Heckfield Place, Hampshire

Heckfield Place

‘Heckfield Place is a dream of a hotel, and its approach to soil only makes it more so. Full marks for bringing the idea of biodynamic farming into the mainstream,’ notes Francisca, while Juliet says, ‘I salute Heckfield Place heartily for sexing up the topic of soil as they have since the start of their biodynamic journey – and I’d urge anyone who goes to stay there to have a proper look around their grounds and hear first-hand how and why they aim to be kinder to the environment.’ High praise indeed for this Hampshire hotel that is also hoping to become B Corp-certified in the near future and has chef Skye Gyngell at the helm of the restaurants – Marle and Hearth – meaning food will be as deliciously creative as it is sustainable.

The Bull Inn, Totnes, Devon

The Bull Inn totnes Sustainable Hotel Award

Highly commended by us last year, this trailblazer in Totnes (dubbed ‘the most forward-thinking eco settlement in the UK’ by the Guardian) continues to lead the charge in an exciting and creative way. This includes the launch of a fish and chip shop which encourages customers to ‘eat the alien’ – i.e. rather than using certain types of fish stock that are endangered, they’re educating the public about other changing tastes towards creatures that are in vast quantity. Their innovative approach to their wine list is also something that others could learn from – by moving their house wine to BiBs (Bag in a Box), they’ve saved 14kg of glass from being transported on a weekly basis. ‘I love how they wear their hearts on their sleeves with their “no bull” communications that tell guests exactly what they’re doing and why,’ says Francisca.

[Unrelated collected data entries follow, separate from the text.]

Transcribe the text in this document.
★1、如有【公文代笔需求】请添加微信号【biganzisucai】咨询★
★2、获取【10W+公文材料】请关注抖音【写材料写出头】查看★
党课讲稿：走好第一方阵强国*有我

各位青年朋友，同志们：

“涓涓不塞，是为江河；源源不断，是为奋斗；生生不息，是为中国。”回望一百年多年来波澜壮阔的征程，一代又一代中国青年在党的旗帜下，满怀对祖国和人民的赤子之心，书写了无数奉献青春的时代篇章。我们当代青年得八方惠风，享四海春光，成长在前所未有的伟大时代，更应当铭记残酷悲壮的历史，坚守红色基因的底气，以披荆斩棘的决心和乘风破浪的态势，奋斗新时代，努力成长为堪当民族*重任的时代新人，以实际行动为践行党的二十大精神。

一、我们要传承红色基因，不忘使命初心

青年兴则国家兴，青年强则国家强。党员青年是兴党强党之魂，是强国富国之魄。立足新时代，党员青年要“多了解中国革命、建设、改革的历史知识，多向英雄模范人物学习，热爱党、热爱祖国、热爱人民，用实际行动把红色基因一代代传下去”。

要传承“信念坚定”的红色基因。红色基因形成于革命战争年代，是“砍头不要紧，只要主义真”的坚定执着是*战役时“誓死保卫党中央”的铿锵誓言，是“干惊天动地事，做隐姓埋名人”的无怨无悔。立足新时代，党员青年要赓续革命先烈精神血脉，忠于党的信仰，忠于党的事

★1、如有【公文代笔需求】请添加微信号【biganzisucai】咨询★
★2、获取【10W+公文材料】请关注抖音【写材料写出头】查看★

Mandarin Oriental, Knightsbridge, London

This Mandarin Oriental is an impressive example of a large-scale city hotel making fantastic efforts in this space, with an opportunity to have a huge impact on the luxury industry at large. Their work with renewable energy is of distinct note; they have partnered with Naked Energy to install a solar heat technology on the rooftop, with which they aim to cut the building’s carbon emissions significantly. Another innovative approach is their use of Winnow Vision, which is an AI-powered food waste management system that has allowed them to decrease their food waste by 50g per cover since it was implemented last May. While it can be more difficult to source food locally in the city, they prioritise Fairtrade and sustainable certified products.